With Johnson’s recommendation, Mejia won a scholarship from the North Carolina Biomedical Association to help pay for his school, and with his steady schedule at Southeastern, he’s going to be able to graduate in Spring 2022.
Mejia is too humble to brag about his accomplishments so far, but he is very clearly enthusiastic about the work he’s doing and the education he’s receiving. From working gruelingly long hours at minimum-wage jobs to support his family to spending hours a day (on top of that crazy work schedule) learning English and studying for his GED, Mejia hasn’t let a single obstacle deter him from achieving his goals.
Johnson shared that Mejia failed his first GED exam because he insisted on taking the test in English even though he could have done the test in his native Spanish. But Mejia didn’t want any advantages — he wanted to have the same experience as his American classmates. And on his second attempt, he passed with flying colors.
Once Mejia found his way to Southeastern and HTM, things got a little easier… and a lot more interesting. Mejia, not one to sit idle for long, kept finding new ways to make himself a more valuable employee — not for his own benefit, but because he continued to see new ways to help his employer. When the previous shipping person left, Mejia suggested he could take on the new workload. Even this new, more intensive workload wasn’t enough to keep Mejia from learning more.
“While working in shipping, we frequently had a few minutes or a half an hour extra [per day]. And I’m not the kind of person to say, ‘Well, there is something else to do, but I’m not getting paid for that,’” he said. “I want to know [what people do] and learn. So, I started learning to clean the medical equipment before it was sent back to the customer.”

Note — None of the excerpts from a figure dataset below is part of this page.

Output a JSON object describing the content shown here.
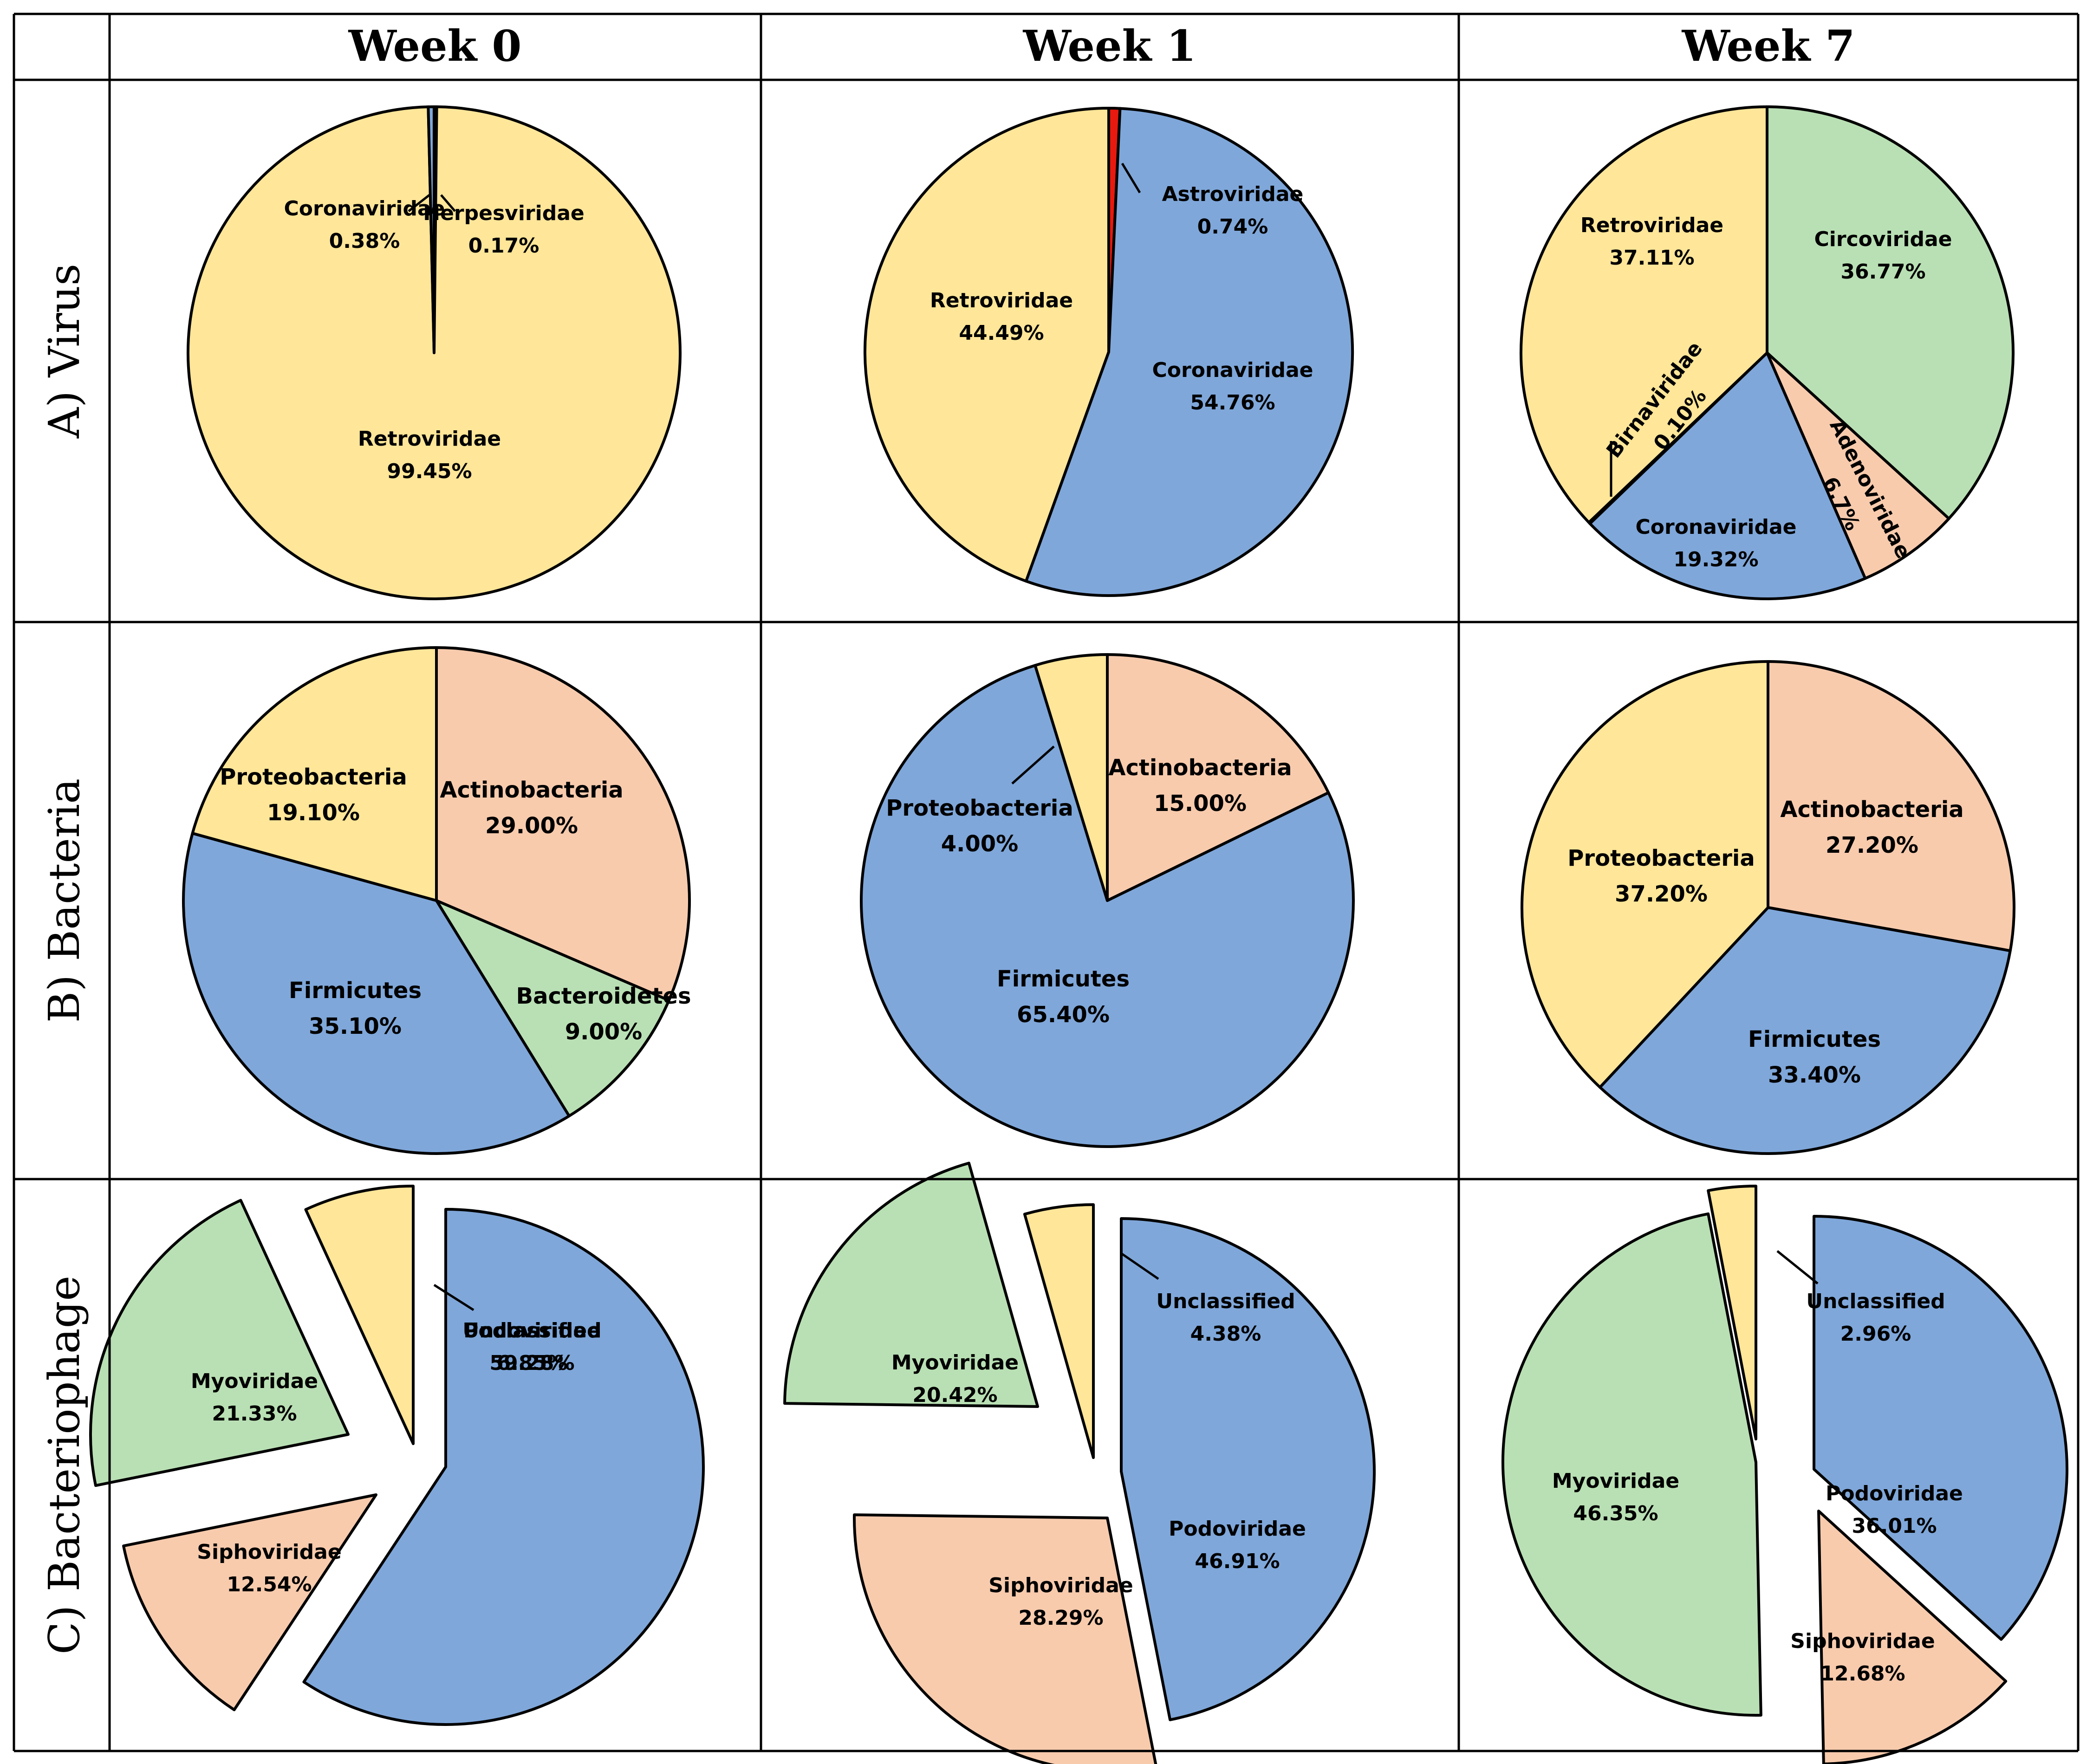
{
  "columns": [
    "Week 0",
    "Week 1",
    "Week 7"
  ],
  "rows": [
    "A) Virus",
    "B) Bacteria",
    "C) Bacteriophage"
  ],
  "colors": {
    "yellow": "#FFE699",
    "blue": "#7FA7DA",
    "salmon": "#F8CBAD",
    "green": "#B9E0B4",
    "red": "#E8190E",
    "lightblue": "#9DC3E6",
    "lightred": "#F4A6A6"
  },
  "chart_data": [
    {
      "type": "pie",
      "row": "A) Virus",
      "column": "Week 0",
      "slices": [
        {
          "name": "Herpesviridae",
          "value": 0.17,
          "label": "0.17%",
          "color": "lightred"
        },
        {
          "name": "Retroviridae",
          "value": 99.45,
          "label": "99.45%",
          "color": "yellow"
        },
        {
          "name": "Coronaviridae",
          "value": 0.38,
          "label": "0.38%",
          "color": "blue"
        }
      ]
    },
    {
      "type": "pie",
      "row": "A) Virus",
      "column": "Week 1",
      "slices": [
        {
          "name": "Astroviridae",
          "value": 0.74,
          "label": "0.74%",
          "color": "red"
        },
        {
          "name": "Coronaviridae",
          "value": 54.76,
          "label": "54.76%",
          "color": "blue"
        },
        {
          "name": "Retroviridae",
          "value": 44.49,
          "label": "44.49%",
          "color": "yellow"
        }
      ]
    },
    {
      "type": "pie",
      "row": "A) Virus",
      "column": "Week 7",
      "slices": [
        {
          "name": "Circoviridae",
          "value": 36.77,
          "label": "36.77%",
          "color": "green"
        },
        {
          "name": "Adenoviridae",
          "value": 6.7,
          "label": "6.7%",
          "color": "salmon"
        },
        {
          "name": "Coronaviridae",
          "value": 19.32,
          "label": "19.32%",
          "color": "blue"
        },
        {
          "name": "Birnaviridae",
          "value": 0.1,
          "label": "0.10%",
          "color": "yellow"
        },
        {
          "name": "Retroviridae",
          "value": 37.11,
          "label": "37.11%",
          "color": "yellow"
        }
      ]
    },
    {
      "type": "pie",
      "row": "B) Bacteria",
      "column": "Week 0",
      "slices": [
        {
          "name": "Actinobacteria",
          "value": 29.0,
          "label": "29.00%",
          "color": "salmon"
        },
        {
          "name": "Bacteroidetes",
          "value": 9.0,
          "label": "9.00%",
          "color": "green"
        },
        {
          "name": "Firmicutes",
          "value": 35.1,
          "label": "35.10%",
          "color": "blue"
        },
        {
          "name": "Proteobacteria",
          "value": 19.1,
          "label": "19.10%",
          "color": "yellow"
        }
      ]
    },
    {
      "type": "pie",
      "row": "B) Bacteria",
      "column": "Week 1",
      "slices": [
        {
          "name": "Actinobacteria",
          "value": 15.0,
          "label": "15.00%",
          "color": "salmon"
        },
        {
          "name": "Firmicutes",
          "value": 65.4,
          "label": "65.40%",
          "color": "blue"
        },
        {
          "name": "Proteobacteria",
          "value": 4.0,
          "label": "4.00%",
          "color": "yellow"
        }
      ]
    },
    {
      "type": "pie",
      "row": "B) Bacteria",
      "column": "Week 7",
      "slices": [
        {
          "name": "Actinobacteria",
          "value": 27.2,
          "label": "27.20%",
          "color": "salmon"
        },
        {
          "name": "Firmicutes",
          "value": 33.4,
          "label": "33.40%",
          "color": "blue"
        },
        {
          "name": "Proteobacteria",
          "value": 37.2,
          "label": "37.20%",
          "color": "yellow"
        }
      ]
    },
    {
      "type": "pie",
      "row": "C) Bacteriophage",
      "column": "Week 0",
      "exploded": true,
      "slices": [
        {
          "name": "Podoviridae",
          "value": 59.28,
          "label": "59.28%",
          "color": "blue"
        },
        {
          "name": "Siphoviridae",
          "value": 12.54,
          "label": "12.54%",
          "color": "salmon"
        },
        {
          "name": "Myoviridae",
          "value": 21.33,
          "label": "21.33%",
          "color": "green"
        },
        {
          "name": "Unclassified",
          "value": 6.85,
          "label": "6.85%",
          "color": "yellow"
        }
      ]
    },
    {
      "type": "pie",
      "row": "C) Bacteriophage",
      "column": "Week 1",
      "exploded": true,
      "slices": [
        {
          "name": "Podoviridae",
          "value": 46.91,
          "label": "46.91%",
          "color": "blue"
        },
        {
          "name": "Siphoviridae",
          "value": 28.29,
          "label": "28.29%",
          "color": "salmon"
        },
        {
          "name": "Myoviridae",
          "value": 20.42,
          "label": "20.42%",
          "color": "green"
        },
        {
          "name": "Unclassified",
          "value": 4.38,
          "label": "4.38%",
          "color": "yellow"
        }
      ]
    },
    {
      "type": "pie",
      "row": "C) Bacteriophage",
      "column": "Week 7",
      "exploded": true,
      "slices": [
        {
          "name": "Podoviridae",
          "value": 36.01,
          "label": "36.01%",
          "color": "blue"
        },
        {
          "name": "Siphoviridae",
          "value": 12.68,
          "label": "12.68%",
          "color": "salmon"
        },
        {
          "name": "Myoviridae",
          "value": 46.35,
          "label": "46.35%",
          "color": "green"
        },
        {
          "name": "Unclassified",
          "value": 2.96,
          "label": "2.96%",
          "color": "yellow"
        }
      ]
    }
  ]
}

From there, Mejia took every opportunity to learn more about the jobs of his coworkers. He watched as his colleagues went about their days and started “messing around” with spare devices when he had a few minutes of downtime so he could figure out what they were doing and how all the machines worked. Soon enough, Mejia found that he’d developed a talent for working with some of the electrical equipment, and after some more job-shadowing and tinkering in his spare time, he knew enough that he could work on some machines himself. Seeing his competency and interest, Johnson moved Mejia out of shipping, and he now works on fixing and cleaning things like stress units, treadmills, and sterilizers.

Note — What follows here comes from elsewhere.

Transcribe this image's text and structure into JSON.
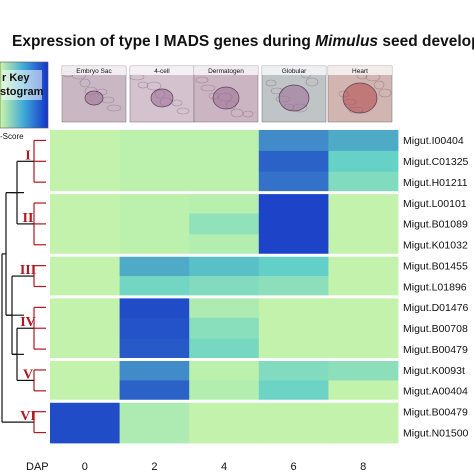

“I really appreciate the opportunity the company has offered me over time, especially with [education]. I always dreamed about being in school, but I gave that dream up a long time ago because I never saw the opportunity,” Mejia said. “But I do see the opportunity with this company.”
Looking to the Future
As for what opportunity he’ll chase next, Mejia isn’t sure. He knows he wants to graduate with his associate’s degree and keep working with Johnson and Southeastern, but that’s as far as he’s allowed himself to dream. Johnson, however, is willing to peer into the future for him.

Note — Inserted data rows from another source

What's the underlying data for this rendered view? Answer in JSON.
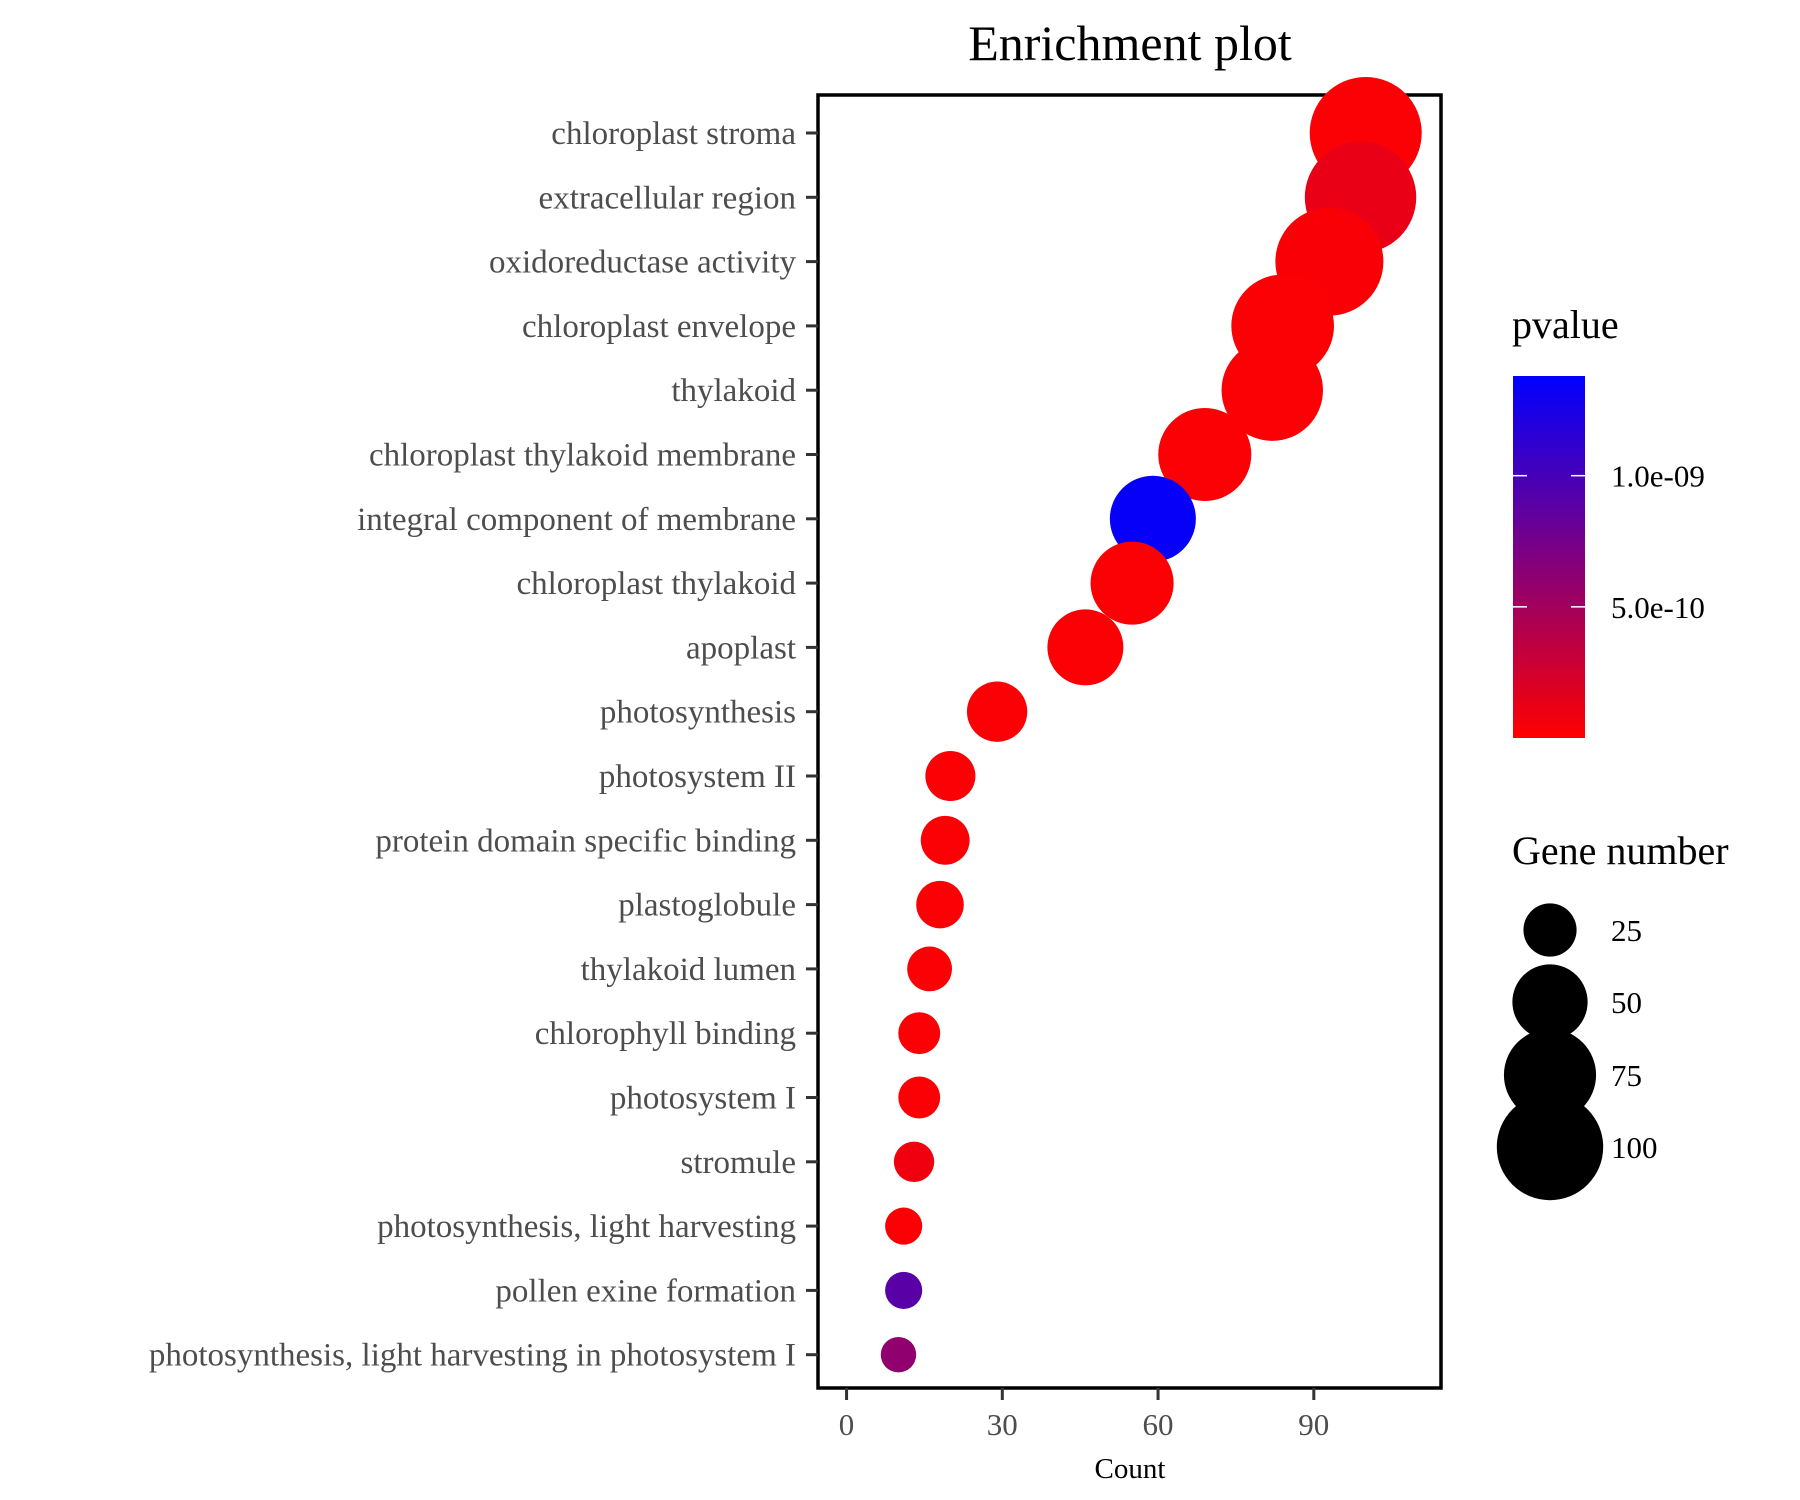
{
  "chart_data": {
    "type": "scatter",
    "title": "Enrichment plot",
    "xlabel": "Count",
    "ylabel": "",
    "xlim": [
      -5.5,
      114.5
    ],
    "xticks": [
      0,
      30,
      60,
      90
    ],
    "grid": false,
    "legend_placement": "right",
    "categories": [
      "chloroplast stroma",
      "extracellular region",
      "oxidoreductase activity",
      "chloroplast envelope",
      "thylakoid",
      "chloroplast thylakoid membrane",
      "integral component of membrane",
      "chloroplast thylakoid",
      "apoplast",
      "photosynthesis",
      "photosystem II",
      "protein domain specific binding",
      "plastoglobule",
      "thylakoid lumen",
      "chlorophyll binding",
      "photosystem I",
      "stromule",
      "photosynthesis, light harvesting",
      "pollen exine formation",
      "photosynthesis, light harvesting in photosystem I"
    ],
    "x": [
      100,
      99,
      93,
      84,
      82,
      69,
      59,
      55,
      46,
      29,
      20,
      19,
      18,
      16,
      14,
      14,
      13,
      11,
      11,
      10
    ],
    "size": [
      100,
      99,
      93,
      84,
      82,
      69,
      59,
      55,
      46,
      29,
      20,
      19,
      18,
      16,
      14,
      14,
      13,
      11,
      11,
      10
    ],
    "pvalue": [
      2e-11,
      1.2e-10,
      3e-11,
      2e-11,
      2e-11,
      2e-11,
      1.35e-09,
      2e-11,
      2e-11,
      2e-11,
      2e-11,
      2e-11,
      2e-11,
      2e-11,
      2e-11,
      2e-11,
      8e-11,
      2e-11,
      9e-10,
      6e-10
    ],
    "color_legend": {
      "title": "pvalue",
      "range": [
        0,
        1.38e-09
      ],
      "low_color": "#ff0000",
      "high_color": "#0000ff",
      "ticks": [
        {
          "value": 1e-09,
          "label": "1.0e-09"
        },
        {
          "value": 5e-10,
          "label": "5.0e-10"
        }
      ]
    },
    "size_legend": {
      "title": "Gene number",
      "entries": [
        {
          "value": 25,
          "label": "25"
        },
        {
          "value": 50,
          "label": "50"
        },
        {
          "value": 75,
          "label": "75"
        },
        {
          "value": 100,
          "label": "100"
        }
      ]
    }
  }
}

“Simon has made his own way. He’s come in and he’s worked and we haven’t given him anything. He’s worked for it,” Johnson explained. “And you know, if you come in and do the job that needs to be done, we respond well to that. We try our best to reward people that that work hard for us.”
Next spring is when Mejia is going to officially finish his degree program. “And he says, ‘if I finish,’ but he’s going to. There’s no question in my mind,” Johnson added.
“We’re going to find a way to work with him and make sure he gets his internship [after graduation]. We feel very, very strongly that he’ll get into the hospital [setting] during his last semester. He’ll be dividing his time between two healthcare facilities in the area, and we’re already working on trying to locate those for him,” Johnson said. “He’s going to be very successful.”